Между гневом и смирением
До истечения первого года президентского срока Хавьера Милея осталось всего несколько недель, и по-прежнему многие говорят о возможной реакции населения на то, как проводимая им политика влияет на условия жизни большей части граждан.
В рамках этой линии рассуждений делается вывод о том, что, как только снова оживет протест народных масс, который до сих пор не утихал, его агрессивность может привести к серьезному социальному и институциональному кризису. Подразумеваемое предположение, лежащее в основе этой гипотезы, - это воспоминание о массовых и поликлассовых протестах 19 и 20 декабря 2001 года, которые привели к краху правительства Альянса. Но избирательность памяти не позволяет вспомнить, что это было следствием цикла, который начался только спустя семь лет после того, как Карлос Сауль Менем, злополучный предшественник нынешнего правительства, начал свой неолиберальный эксперимент, и через пять лет после введения конвертируемости 1 апреля 1991 года. Эпицентр протеста, который позже получил широкое распространение, находился в Кутрал Ко и Пласа-Уинкуль и начался в ответ на волну увольнений, объявленную YPF. Фактически, государственные служащие были главными действующими лицами этих крупных волнений, которые также происходили в макроэкономическом контексте, характеризовавшемся численностью безработицы, близкой к 20 процентам.

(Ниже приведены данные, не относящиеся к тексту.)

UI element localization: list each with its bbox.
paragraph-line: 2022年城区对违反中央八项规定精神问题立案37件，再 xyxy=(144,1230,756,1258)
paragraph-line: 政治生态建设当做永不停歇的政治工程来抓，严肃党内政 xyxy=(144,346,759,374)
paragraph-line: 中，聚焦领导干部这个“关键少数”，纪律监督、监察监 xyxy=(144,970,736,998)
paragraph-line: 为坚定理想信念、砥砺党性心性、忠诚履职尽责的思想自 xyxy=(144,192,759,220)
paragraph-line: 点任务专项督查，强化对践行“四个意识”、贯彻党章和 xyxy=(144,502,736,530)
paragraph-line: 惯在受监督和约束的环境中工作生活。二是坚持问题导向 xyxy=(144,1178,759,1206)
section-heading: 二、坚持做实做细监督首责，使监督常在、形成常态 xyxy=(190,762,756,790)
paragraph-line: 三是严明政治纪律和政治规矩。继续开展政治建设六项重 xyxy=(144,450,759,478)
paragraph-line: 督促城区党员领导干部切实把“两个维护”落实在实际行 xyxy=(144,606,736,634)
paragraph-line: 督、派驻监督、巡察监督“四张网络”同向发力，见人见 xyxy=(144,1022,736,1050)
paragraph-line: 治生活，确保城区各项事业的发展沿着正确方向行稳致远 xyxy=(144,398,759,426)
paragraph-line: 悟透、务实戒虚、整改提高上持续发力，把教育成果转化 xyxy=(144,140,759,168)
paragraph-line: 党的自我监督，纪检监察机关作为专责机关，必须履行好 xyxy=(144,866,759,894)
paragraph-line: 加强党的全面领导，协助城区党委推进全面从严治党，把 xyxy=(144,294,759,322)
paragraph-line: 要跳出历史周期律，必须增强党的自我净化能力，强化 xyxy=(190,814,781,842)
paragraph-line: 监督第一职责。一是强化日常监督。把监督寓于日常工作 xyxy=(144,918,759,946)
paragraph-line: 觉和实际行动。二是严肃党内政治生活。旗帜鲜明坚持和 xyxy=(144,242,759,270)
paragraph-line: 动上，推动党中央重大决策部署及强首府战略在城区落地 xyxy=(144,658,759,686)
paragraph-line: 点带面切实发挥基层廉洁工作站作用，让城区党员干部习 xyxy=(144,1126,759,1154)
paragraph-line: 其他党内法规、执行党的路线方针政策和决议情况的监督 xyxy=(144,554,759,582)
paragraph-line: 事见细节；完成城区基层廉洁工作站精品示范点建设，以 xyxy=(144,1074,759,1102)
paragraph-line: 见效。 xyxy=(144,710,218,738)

Вывод из этого краткого упражнения на запоминание состоит в том, что народный протест не подчиняется механическому автоматизму типа стимул - реакция. Однако в некоторых версиях левых и популярного национализма преобладает это убеждение, которое подпитывается некоторыми эпизодическими и парадигматическими эпизодами, возникающими в результате длительного периода созревания. Убеждение, которое не принимает во внимание медлительность, с которой почти всегда протекают инкубационные процессы народного восстания.
Другими словами: стимулирование, то есть политика, наносящая серьезный ущерб народным интересам, не является необходимым и не сразу приводит в действие энергичную реакцию классов и социальных слоев, затронутых этой политикой. Именно это и произошло в девяностых годах во время менемата, и нет никаких новых доказательств, позволяющих предположить, что сегодня этот цикл может быть значительно сокращен.

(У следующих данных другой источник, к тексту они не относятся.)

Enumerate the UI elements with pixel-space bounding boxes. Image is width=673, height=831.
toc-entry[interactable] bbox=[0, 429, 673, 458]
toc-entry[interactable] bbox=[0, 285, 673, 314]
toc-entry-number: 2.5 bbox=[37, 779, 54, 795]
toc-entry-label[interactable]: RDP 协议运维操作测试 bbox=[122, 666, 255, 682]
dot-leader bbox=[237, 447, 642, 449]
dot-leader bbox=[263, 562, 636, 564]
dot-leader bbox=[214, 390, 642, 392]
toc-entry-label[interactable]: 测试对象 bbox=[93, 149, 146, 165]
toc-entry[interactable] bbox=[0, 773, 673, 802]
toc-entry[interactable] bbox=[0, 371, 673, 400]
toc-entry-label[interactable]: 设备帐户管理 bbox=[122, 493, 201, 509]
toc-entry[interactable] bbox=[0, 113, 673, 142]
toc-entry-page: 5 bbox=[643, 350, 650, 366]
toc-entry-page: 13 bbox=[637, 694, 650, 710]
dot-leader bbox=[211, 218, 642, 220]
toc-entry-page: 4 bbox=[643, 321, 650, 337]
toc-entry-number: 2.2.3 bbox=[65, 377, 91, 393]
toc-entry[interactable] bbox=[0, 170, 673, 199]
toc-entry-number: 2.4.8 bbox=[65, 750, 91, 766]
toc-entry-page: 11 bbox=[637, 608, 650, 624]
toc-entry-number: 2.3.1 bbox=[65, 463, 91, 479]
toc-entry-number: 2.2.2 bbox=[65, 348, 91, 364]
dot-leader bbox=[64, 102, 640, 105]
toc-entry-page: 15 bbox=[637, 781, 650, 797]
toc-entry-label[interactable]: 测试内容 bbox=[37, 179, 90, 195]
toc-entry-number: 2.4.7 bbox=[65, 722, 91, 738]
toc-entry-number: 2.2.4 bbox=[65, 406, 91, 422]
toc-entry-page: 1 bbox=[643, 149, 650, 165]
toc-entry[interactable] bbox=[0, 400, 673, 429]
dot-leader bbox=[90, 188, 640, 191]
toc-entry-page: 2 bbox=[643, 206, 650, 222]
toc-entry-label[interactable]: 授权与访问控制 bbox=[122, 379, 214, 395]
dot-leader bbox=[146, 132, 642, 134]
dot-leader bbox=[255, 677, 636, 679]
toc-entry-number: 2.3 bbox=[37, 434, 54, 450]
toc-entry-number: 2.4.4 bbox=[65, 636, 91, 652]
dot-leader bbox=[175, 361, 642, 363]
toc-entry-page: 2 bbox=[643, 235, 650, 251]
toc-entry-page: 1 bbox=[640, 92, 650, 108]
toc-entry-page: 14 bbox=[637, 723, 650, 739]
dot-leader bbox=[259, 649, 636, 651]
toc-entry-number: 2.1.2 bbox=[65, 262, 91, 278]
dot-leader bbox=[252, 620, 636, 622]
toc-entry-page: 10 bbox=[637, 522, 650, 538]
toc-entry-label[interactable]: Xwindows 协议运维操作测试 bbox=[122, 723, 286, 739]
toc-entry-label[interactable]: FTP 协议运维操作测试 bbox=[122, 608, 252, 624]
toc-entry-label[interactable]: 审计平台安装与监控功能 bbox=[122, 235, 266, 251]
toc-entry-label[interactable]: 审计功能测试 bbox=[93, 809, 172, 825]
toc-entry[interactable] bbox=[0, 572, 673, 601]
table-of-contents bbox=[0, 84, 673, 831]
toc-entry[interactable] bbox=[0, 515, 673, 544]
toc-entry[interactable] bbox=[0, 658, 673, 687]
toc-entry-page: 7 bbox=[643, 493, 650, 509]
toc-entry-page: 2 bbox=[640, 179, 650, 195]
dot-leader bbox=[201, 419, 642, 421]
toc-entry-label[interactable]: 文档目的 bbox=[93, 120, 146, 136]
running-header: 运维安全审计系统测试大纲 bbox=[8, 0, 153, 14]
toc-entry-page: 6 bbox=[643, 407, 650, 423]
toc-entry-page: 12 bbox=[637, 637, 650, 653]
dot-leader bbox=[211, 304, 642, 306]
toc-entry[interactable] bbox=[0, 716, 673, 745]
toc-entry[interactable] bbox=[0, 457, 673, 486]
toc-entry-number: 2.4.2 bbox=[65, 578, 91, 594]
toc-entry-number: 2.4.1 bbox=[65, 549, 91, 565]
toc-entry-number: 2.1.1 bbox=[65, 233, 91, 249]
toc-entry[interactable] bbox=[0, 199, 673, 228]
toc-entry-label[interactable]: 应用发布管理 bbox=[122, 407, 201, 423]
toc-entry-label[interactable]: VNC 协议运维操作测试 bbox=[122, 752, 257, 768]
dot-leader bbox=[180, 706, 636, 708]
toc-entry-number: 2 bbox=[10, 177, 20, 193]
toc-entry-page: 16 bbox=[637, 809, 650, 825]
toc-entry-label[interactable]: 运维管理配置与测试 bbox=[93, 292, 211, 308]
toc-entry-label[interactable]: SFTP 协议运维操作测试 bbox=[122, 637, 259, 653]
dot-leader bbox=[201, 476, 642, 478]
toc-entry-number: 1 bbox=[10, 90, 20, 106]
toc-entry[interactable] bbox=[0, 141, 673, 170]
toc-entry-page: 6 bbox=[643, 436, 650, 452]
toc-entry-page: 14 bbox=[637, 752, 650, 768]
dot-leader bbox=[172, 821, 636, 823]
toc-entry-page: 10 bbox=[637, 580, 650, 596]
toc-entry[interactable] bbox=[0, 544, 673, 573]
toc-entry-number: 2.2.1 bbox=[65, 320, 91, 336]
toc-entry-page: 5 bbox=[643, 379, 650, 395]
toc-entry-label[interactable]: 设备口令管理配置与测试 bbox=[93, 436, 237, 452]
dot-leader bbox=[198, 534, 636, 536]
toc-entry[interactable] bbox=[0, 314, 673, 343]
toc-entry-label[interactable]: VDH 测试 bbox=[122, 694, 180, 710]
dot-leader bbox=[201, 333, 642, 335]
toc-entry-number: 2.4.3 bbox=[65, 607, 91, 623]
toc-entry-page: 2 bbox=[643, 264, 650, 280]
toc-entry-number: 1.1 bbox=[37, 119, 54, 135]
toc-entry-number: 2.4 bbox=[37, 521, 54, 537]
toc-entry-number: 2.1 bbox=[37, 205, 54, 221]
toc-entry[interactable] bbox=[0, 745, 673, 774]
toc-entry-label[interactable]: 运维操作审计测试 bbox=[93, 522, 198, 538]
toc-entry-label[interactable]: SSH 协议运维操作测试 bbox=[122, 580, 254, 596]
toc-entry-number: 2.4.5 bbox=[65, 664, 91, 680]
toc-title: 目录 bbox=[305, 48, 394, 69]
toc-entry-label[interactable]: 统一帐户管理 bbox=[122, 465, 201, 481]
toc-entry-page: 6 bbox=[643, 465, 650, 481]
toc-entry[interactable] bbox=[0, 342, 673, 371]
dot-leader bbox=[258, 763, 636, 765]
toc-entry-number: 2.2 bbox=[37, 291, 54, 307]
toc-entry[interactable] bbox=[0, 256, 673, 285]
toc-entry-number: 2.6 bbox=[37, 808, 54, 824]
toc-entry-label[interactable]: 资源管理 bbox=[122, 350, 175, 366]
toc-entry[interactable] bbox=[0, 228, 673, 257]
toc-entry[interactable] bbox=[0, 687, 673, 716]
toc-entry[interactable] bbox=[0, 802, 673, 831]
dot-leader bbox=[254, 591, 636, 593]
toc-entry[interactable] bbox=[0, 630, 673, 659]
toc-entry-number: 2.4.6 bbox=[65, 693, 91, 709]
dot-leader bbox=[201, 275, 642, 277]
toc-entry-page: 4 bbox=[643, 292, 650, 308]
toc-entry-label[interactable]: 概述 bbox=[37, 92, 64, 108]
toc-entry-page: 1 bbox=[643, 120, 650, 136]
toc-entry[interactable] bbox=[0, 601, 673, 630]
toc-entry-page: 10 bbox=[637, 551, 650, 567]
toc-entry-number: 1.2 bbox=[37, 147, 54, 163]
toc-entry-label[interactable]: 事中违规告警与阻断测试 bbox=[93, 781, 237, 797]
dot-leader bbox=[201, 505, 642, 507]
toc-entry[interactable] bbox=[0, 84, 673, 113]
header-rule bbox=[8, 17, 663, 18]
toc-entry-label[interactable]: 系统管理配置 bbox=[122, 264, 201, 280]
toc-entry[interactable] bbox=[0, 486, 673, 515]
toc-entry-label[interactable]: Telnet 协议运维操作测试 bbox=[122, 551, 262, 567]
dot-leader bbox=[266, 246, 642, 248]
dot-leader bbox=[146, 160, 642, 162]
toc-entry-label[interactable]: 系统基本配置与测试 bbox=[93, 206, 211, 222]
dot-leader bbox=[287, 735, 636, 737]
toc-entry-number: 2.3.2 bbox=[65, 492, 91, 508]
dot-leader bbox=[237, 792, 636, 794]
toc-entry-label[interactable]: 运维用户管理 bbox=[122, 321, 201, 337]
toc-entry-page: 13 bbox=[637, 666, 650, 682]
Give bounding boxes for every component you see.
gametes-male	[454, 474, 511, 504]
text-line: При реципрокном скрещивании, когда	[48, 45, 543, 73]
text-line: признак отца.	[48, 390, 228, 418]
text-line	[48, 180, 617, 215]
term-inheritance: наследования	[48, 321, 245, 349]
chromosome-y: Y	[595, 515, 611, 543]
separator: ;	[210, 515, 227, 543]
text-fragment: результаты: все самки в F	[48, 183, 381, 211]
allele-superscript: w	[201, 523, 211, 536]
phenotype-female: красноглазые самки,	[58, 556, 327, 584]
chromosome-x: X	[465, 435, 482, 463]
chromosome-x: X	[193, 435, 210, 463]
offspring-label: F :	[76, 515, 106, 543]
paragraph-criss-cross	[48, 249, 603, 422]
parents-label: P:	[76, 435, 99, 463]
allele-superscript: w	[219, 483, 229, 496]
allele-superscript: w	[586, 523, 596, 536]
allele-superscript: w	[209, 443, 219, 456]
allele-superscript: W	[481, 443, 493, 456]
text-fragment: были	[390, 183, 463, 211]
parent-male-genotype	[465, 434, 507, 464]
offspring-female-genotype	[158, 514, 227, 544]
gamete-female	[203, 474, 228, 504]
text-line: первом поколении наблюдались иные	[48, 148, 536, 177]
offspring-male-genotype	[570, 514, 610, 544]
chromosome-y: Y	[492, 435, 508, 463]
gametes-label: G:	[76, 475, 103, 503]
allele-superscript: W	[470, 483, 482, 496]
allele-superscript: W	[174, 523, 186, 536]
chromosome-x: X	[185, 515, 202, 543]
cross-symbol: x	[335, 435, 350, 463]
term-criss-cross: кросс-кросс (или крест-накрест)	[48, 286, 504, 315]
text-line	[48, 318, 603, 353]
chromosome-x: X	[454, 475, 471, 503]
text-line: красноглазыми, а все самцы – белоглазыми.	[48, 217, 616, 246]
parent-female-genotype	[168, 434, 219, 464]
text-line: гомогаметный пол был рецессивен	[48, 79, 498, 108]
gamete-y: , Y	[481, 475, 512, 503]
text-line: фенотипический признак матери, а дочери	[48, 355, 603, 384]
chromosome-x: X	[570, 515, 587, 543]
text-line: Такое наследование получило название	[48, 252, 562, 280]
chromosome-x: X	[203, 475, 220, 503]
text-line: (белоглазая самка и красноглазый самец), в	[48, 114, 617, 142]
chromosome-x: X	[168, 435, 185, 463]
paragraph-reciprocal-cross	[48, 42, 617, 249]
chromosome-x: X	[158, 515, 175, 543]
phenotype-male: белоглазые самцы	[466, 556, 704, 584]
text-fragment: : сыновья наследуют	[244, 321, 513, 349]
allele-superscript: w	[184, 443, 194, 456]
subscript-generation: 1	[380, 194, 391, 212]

Но поскольку общества находятся в состоянии постоянных изменений, нельзя исключать и возможности того, что в экстремальных условиях, существующих в Аргентине, этот разрыв между антинародной политикой и реакцией народа мог бы значительно сократиться. Следовательно, мы находимся в неизведанной области, в которой исторические сравнения должны проводиться с большой осторожностью и всегда помнить совет Фридриха Энгельса: не превращать наше нетерпение в канон интерпретации конъюнктуры.
Ключом к пониманию этого вопроса является наблюдение, сделанное Антонио Грамши, в то время, когда в Италии бушевал фашизм. Столкнувшись с этим новым явлением, Грамши задавался вопросом, действительно ли левые силы знают, каким было итальянское общество. Я думаю, что этот вопрос сегодня является обязательным в Аргентине, стране, общество которой сильно изменилось, и не всегда к лучшему. Потому что, если раньше пресыщение было средством, вызывающим социальный и политический протест, то можно утверждать, что сегодня смирение и намеки на надежду, поощряемые гипериндивидуализмом и антиполитикой, кажутся более сильными, чем пресыщение или гнев, вызванные дороговизной и падением заработной платы и пенсий. К этому следует добавить нормализацию институциональной жестокости, то есть признание того, что правительство может принять решение проводить политику, которая серьезно подрывает жизненные шансы широких слоев населения, не вызывая при этом прилива морального негодования. Правительство может отказаться от предоставления бесплатных лекарств хроническим или даже неизлечимо больным людям, не вызывая при этом возмущения общественного мнения или скандала. Как мы видим, эта трансформация произошла на молекулярном уровне, но изменила облик аргентинского общества.
Очевидно, что мы говорим об очень динамичных ситуациях, в которых изменения большого значения могут произойти без предварительных признаков, но, по-видимому, после почти года жестокой антинародной политики положительный имидж Хавьера Милея остается на уровне около 45 процентов, чего не было ни в каких расчетах, когда появился и запустил свою программу этот персонаж, говорящий, что ненавидит демократию, республику, нацию и признающийся в том, что пришел разрушить государство и увеличить карман предпринимателей.
В любом случае, если история чему-то учит, так это тому, что ситуации, которые на первый взгляд можно было охарактеризовать как спокойные в социальном плане, резко изменялись, когда происходило внезапное осознание, и массы, пребывавшие в неподвижности и пассивности, внезапно мобилизовались, а политический и социальный порядок, который казался прочно установленным, рассыпался, как карточный домик.